I’m going to keep going on last week’s theme of feeling a little clueless and make this week: “what’s my job again 2: classroom teacher edition.” Specifically, I’m gearing this towards classroom teachers in the co-teach model, though, many of the same tips apply to TA-support.
As the classroom teacher for a remote class, you are the single most important person in the success of your classroom. The content that the remote volunteers are delivering could be the best in the world, but without your support, those lessons will fall flat.
What does that support look like? Parts of running “remote classrooms” are things you’ll be very familiar with from running any other classroom. Getting to know your students, encouraging questions, keeping focus, handling behavior, and managing IEPs are all things you’ll do in this class just like any other.
So, let’s focus on some of the differences. The biggest one is a step that can be kind of daunting – not only inviting other instructors into your classroom, but also handing off primary content delivery to them. This may make you feeling a bit secondary – you’re not! Resist this feeling! Remember that you have the greatest ability to welcome the remote volunteers into your classroom, and to make interacting with the feel normal. Students will follow your lead.

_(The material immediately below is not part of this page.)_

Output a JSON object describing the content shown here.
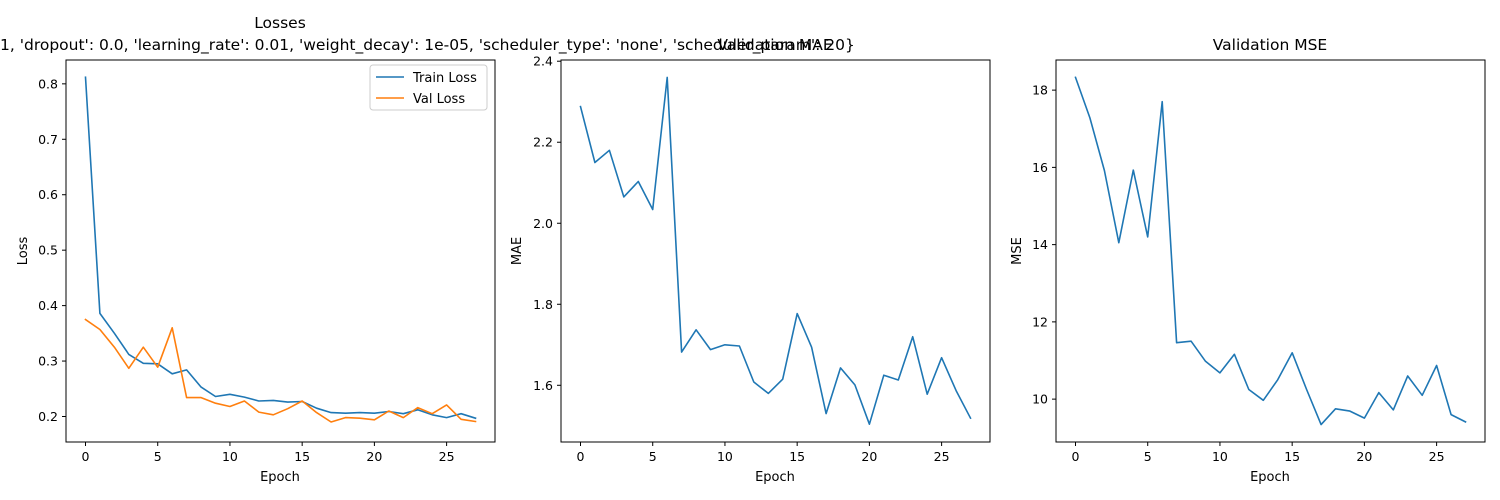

Some practical tips to consider:
- Talk to the remote volunteers in front of the class
- Say good morning all together
- Help repeat the instructions
- When the volunteers indicate, re-prompt the class for questions or to raise hands
- Let the volunteers know how the class is doing – you have the best view of facial expressions and body language, and are the only person who can feel when the room is full on confusion
- Remind students to ask the volunteers questions
- You should handle as much as you can, but you’ll probably get overwhelmed
- Encourage students to ask their questions, even non-curriculum related ones, to the volunteers
- Ask your own questions, even in front of class. You’re a student too, and it sets a great example for them to “do as I do, not just as I say”
- Keep students engaged
- Walk around the classroom – distracted students stay more on task when someone is over their shoulder
- Take note of which students engage with the remote volunteers, and which shy away. The shy ones in particular will needs extra encouragement to connect, and some more in person help from you
I want to close this post out by inviting the classroom teachers we have here on the forums to chime in. What were some of your challenges in your first year as a TEALS co-teacher? What were successful and less-than-successful strategies for running your remote classrooms? What’s something I should absolutely steal and take back to mine?